Опять заерзали стулья. Уныние коммерсантов сразу ослабло. -Они почему-то полагали, что будет предложено за рубль не более гривенника. Но для видимости, чтоб пустить пыль в глаза, они громко запротестовали:

— Нет, это невозможно… Это возмутительно… Это ни на что не похоже. Мы согласны, виноват, я, например, согласен сбросить с рубля четвертак.

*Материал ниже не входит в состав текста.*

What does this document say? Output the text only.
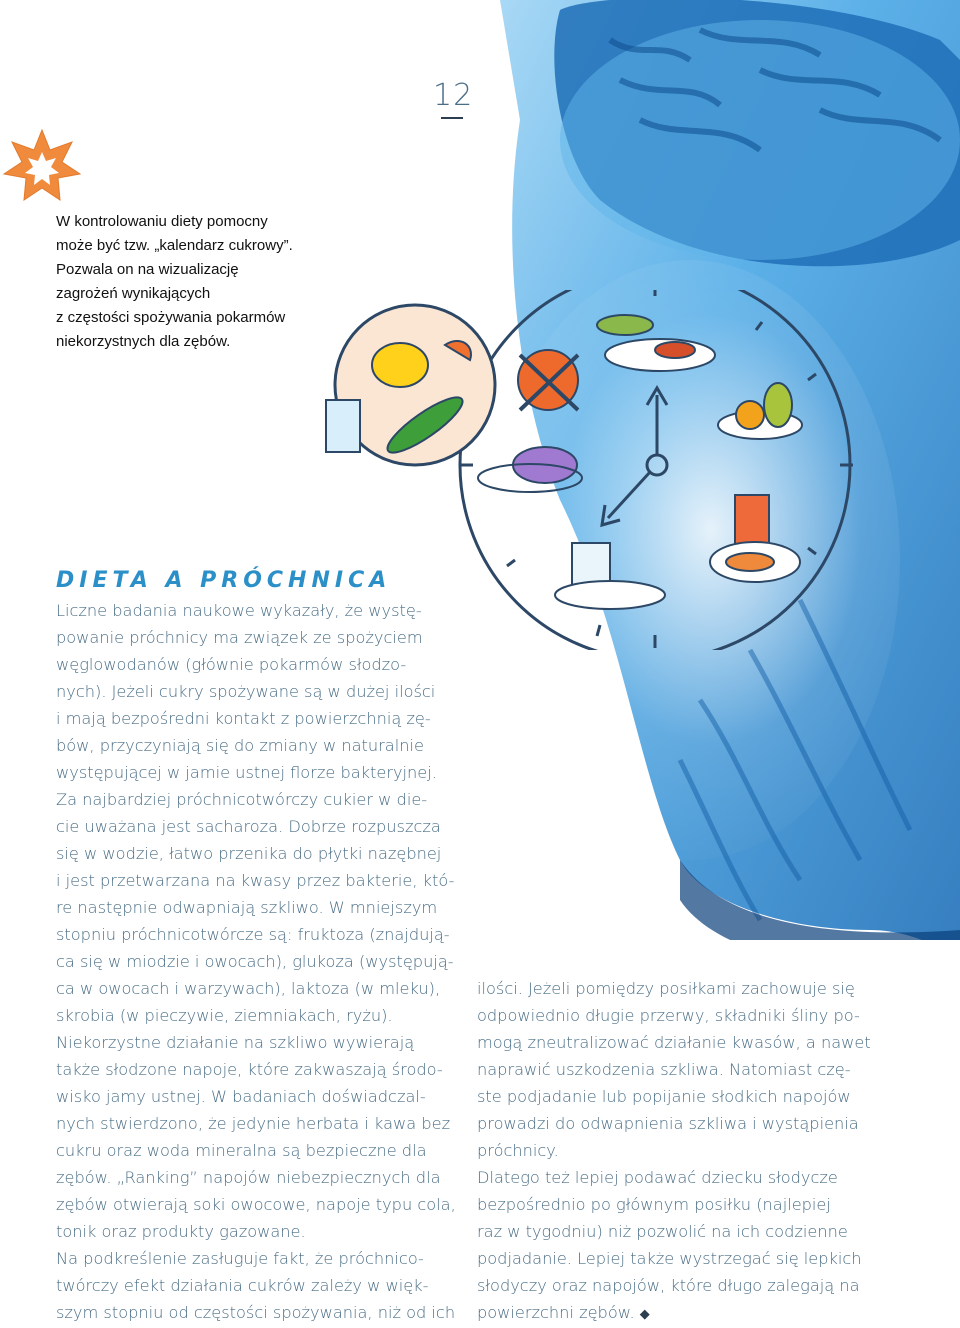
12

W kontrolowaniu diety pomocny

może być tzw. „kalendarz cukrowy”.

Pozwala on na wizualizację

zagrożeń wynikających

z częstości spożywania pokarmów

niekorzystnych dla zębów.

DIETA A PRÓCHNICA

Liczne badania naukowe wykazały, że wystę-

powanie próchnicy ma związek ze spożyciem

węglowodanów (głównie pokarmów słodzo-

nych). Jeżeli cukry spożywane są w dużej ilości

i mają bezpośredni kontakt z powierzchnią zę-

bów, przyczyniają się do zmiany w naturalnie

występującej w jamie ustnej florze bakteryjnej.

Za najbardziej próchnicotwórczy cukier w die-

cie uważana jest sacharoza. Dobrze rozpuszcza

się w wodzie, łatwo przenika do płytki nazębnej

i jest przetwarzana na kwasy przez bakterie, któ-

re następnie odwapniają szkliwo. W mniejszym

stopniu próchnicotwórcze są: fruktoza (znajdują-

ca się w miodzie i owocach), glukoza (występują-

ca w owocach i warzywach), laktoza (w mleku),

skrobia (w pieczywie, ziemniakach, ryżu).

Niekorzystne działanie na szkliwo wywierają

także słodzone napoje, które zakwaszają środo-

wisko jamy ustnej. W badaniach doświadczal-

nych stwierdzono, że jedynie herbata i kawa bez

cukru oraz woda mineralna są bezpieczne dla

zębów. „Ranking” napojów niebezpiecznych dla

zębów otwierają soki owocowe, napoje typu cola,

tonik oraz produkty gazowane.

Na podkreślenie zasługuje fakt, że próchnico-

twórczy efekt działania cukrów zależy w więk-

szym stopniu od częstości spożywania, niż od ich

ilości. Jeżeli pomiędzy posiłkami zachowuje się

odpowiednio długie przerwy, składniki śliny po-

mogą zneutralizować działanie kwasów, a nawet

naprawić uszkodzenia szkliwa. Natomiast czę-

ste podjadanie lub popijanie słodkich napojów

prowadzi do odwapnienia szkliwa i wystąpienia

próchnicy.

Dlatego też lepiej podawać dziecku słodycze

bezpośrednio po głównym posiłku (najlepiej

raz w tygodniu) niż pozwolić na ich codzienne

podjadanie. Lepiej także wystrzegać się lepkich

słodyczy oraz napojów, które długo zalegają na

powierzchni zębów. ◆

Это еще куда ни шло. Но чтоб получить вместо рубля четвертак? Нет, нет… Протест векселей, суд, опись и торги…

— Ах, милые, — сморкаясь и моргая запотевшими глазками, запел Иннокентий Филатыч.

— Легко сказать — торги. Кто в этакую глушь из сих прекрасных мест поедет? Мечтание одно.

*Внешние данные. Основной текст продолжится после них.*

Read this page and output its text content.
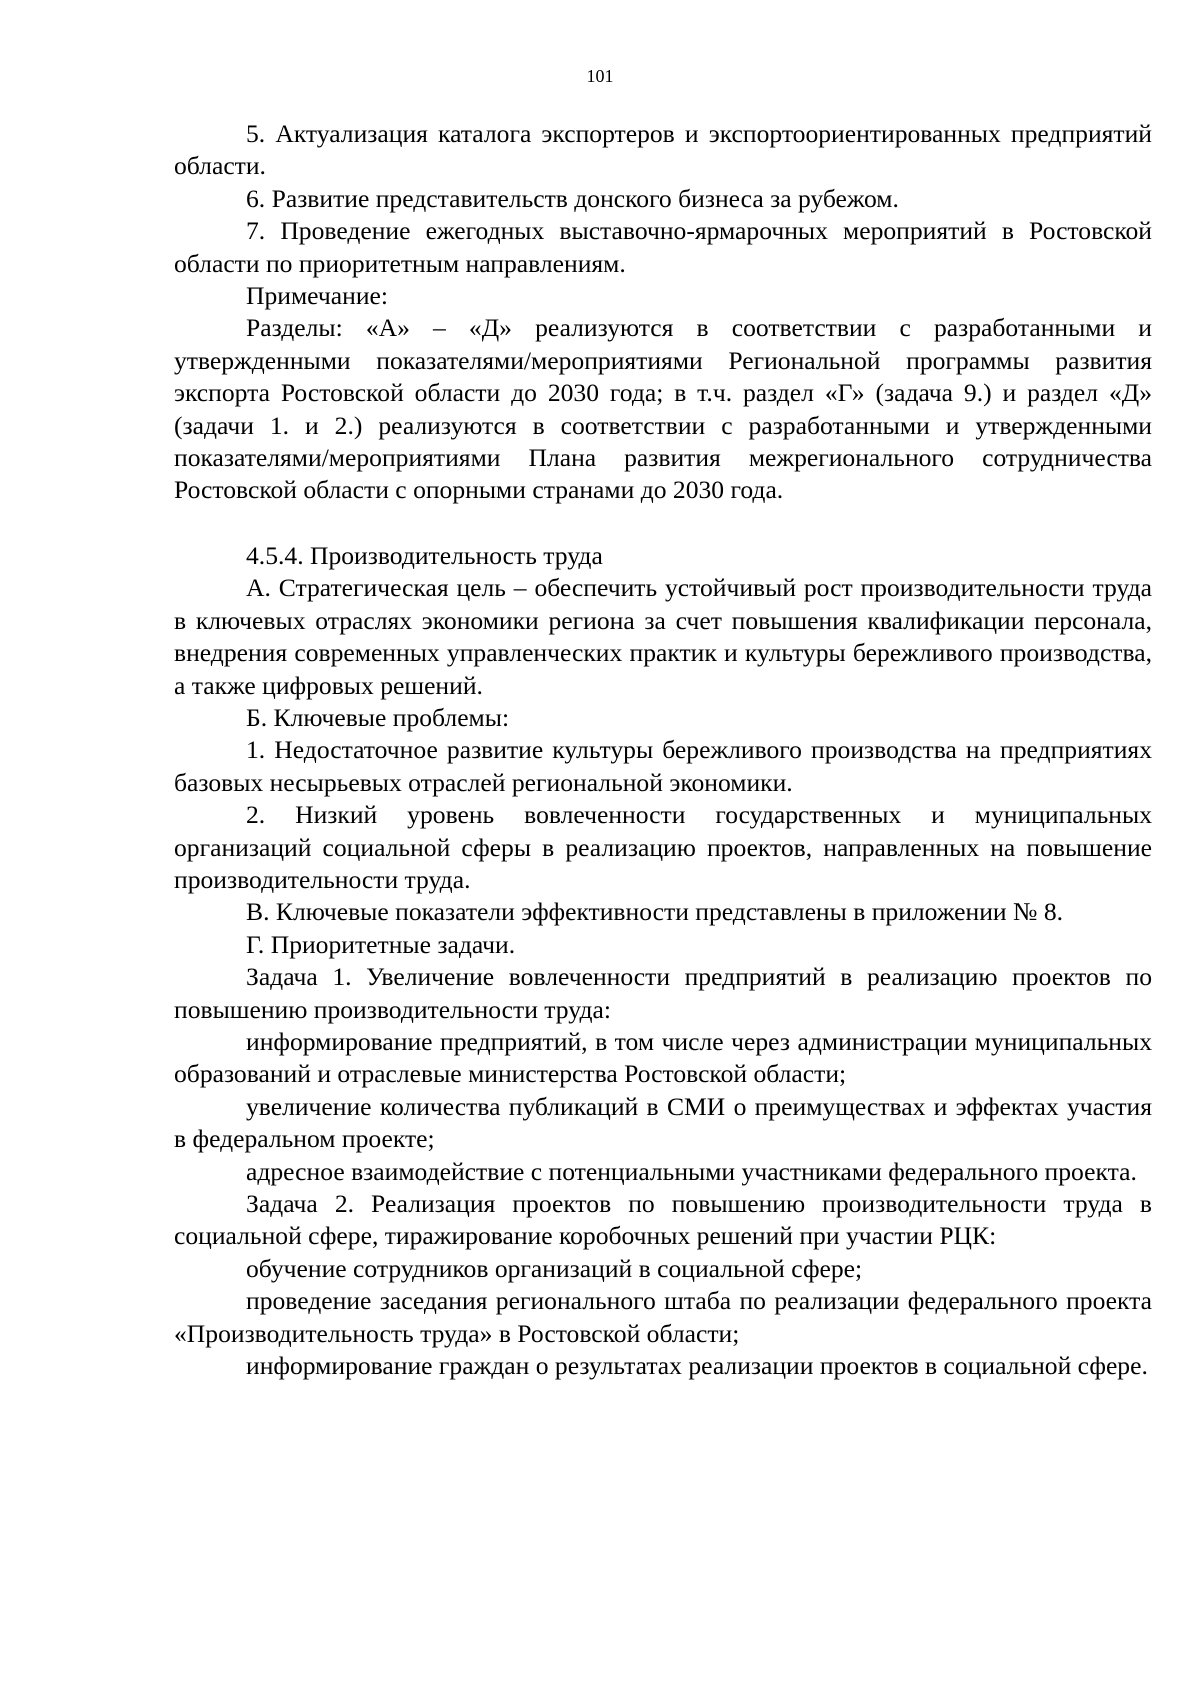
101

5. Актуализация каталога экспортеров и экспортоориентированных предприятий области.

6. Развитие представительств донского бизнеса за рубежом.

7. Проведение ежегодных выставочно-ярмарочных мероприятий в Ростовской области по приоритетным направлениям.

Примечание:

Разделы: «А» – «Д» реализуются в соответствии с разработанными и утвержденными показателями/мероприятиями Региональной программы развития экспорта Ростовской области до 2030 года; в т.ч. раздел «Г» (задача 9.) и раздел «Д» (задачи 1. и 2.) реализуются в соответствии с разработанными и утвержденными показателями/мероприятиями Плана развития межрегионального сотрудничества Ростовской области с опорными странами до 2030 года.

4.5.4. Производительность труда

А. Стратегическая цель – обеспечить устойчивый рост производительности труда в ключевых отраслях экономики региона за счет повышения квалификации персонала, внедрения современных управленческих практик и культуры бережливого производства, а также цифровых решений.

Б. Ключевые проблемы:

1. Недостаточное развитие культуры бережливого производства на предприятиях базовых несырьевых отраслей региональной экономики.

2. Низкий уровень вовлеченности государственных и муниципальных организаций социальной сферы в реализацию проектов, направленных на повышение производительности труда.

В. Ключевые показатели эффективности представлены в приложении № 8.

Г. Приоритетные задачи.

Задача 1. Увеличение вовлеченности предприятий в реализацию проектов по повышению производительности труда:

информирование предприятий, в том числе через администрации муниципальных образований и отраслевые министерства Ростовской области;

увеличение количества публикаций в СМИ о преимуществах и эффектах участия в федеральном проекте;

адресное взаимодействие с потенциальными участниками федерального проекта.

Задача 2. Реализация проектов по повышению производительности труда в социальной сфере, тиражирование коробочных решений при участии РЦК:

обучение сотрудников организаций в социальной сфере;

проведение заседания регионального штаба по реализации федерального проекта «Производительность труда» в Ростовской области;

информирование граждан о результатах реализации проектов в социальной сфере.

Тут неповоротливо выпростался из-за стола крупный, как лось, старозаветный купец Семен Парфеныч Сахаров: седая бородища во всю грудь, сапоги бутылками. В этот год в России был голод, и Купец Сахаров нес огромные убытки от трех остановившихся его мукомольных механических мельниц. Сахаров сильно удручен, расстроен. Он сжал мясистый кулак и завопил:

— Жулики вы с Громовым! Вы только тень на воду наводите! Мерзавцы вы! В каторгу вас, подлецов.

— Семен Парфеныч! Так нельзя. —.. — бросив рисовать голую женщину, тенорком закричал на него председатель. Остальные ухмыльнулись. — Здесь нет подлецов и нет мерзавцев… Сядьте… — И председатель закашлялся.

— Я прошу слово, — взволнованно встал Парчевский. Его глаза вспыхнули хитрым умом лисы, которой надлежит сделать ловкий прыжок, чтоб завладеть лакомым куском.

— Господа! Знаете ли вы, что такое Прохор Громов? — с патетическими жестами, как Иктер на сцене, начал он. — Прохор Громов — гениальнейший практический деятель.

Его энергии, его уму, его несокрушимой воле можно только удивляться. Если вы его поддержите в столь трудную минуту, вы получите все и будете работать с ним бесконечно долгое число лет, извлекая от содружества обоюдную пользу. Ежели его свалите, все потеряете. Что же вам, господа, выгоднее? Угробить крупного предпринимателя, погубить колоссальное дело, которым может гордиться Россия, или окрылить этого гения, чтоб он вновь взлетел и создал на пепелище невиданной силы и размаха промышленность? Ответ может быть один. Даже в сумасшедшем доме, среди слабоумных и помешанных, не может быть иного ответа, как только — да, согласны!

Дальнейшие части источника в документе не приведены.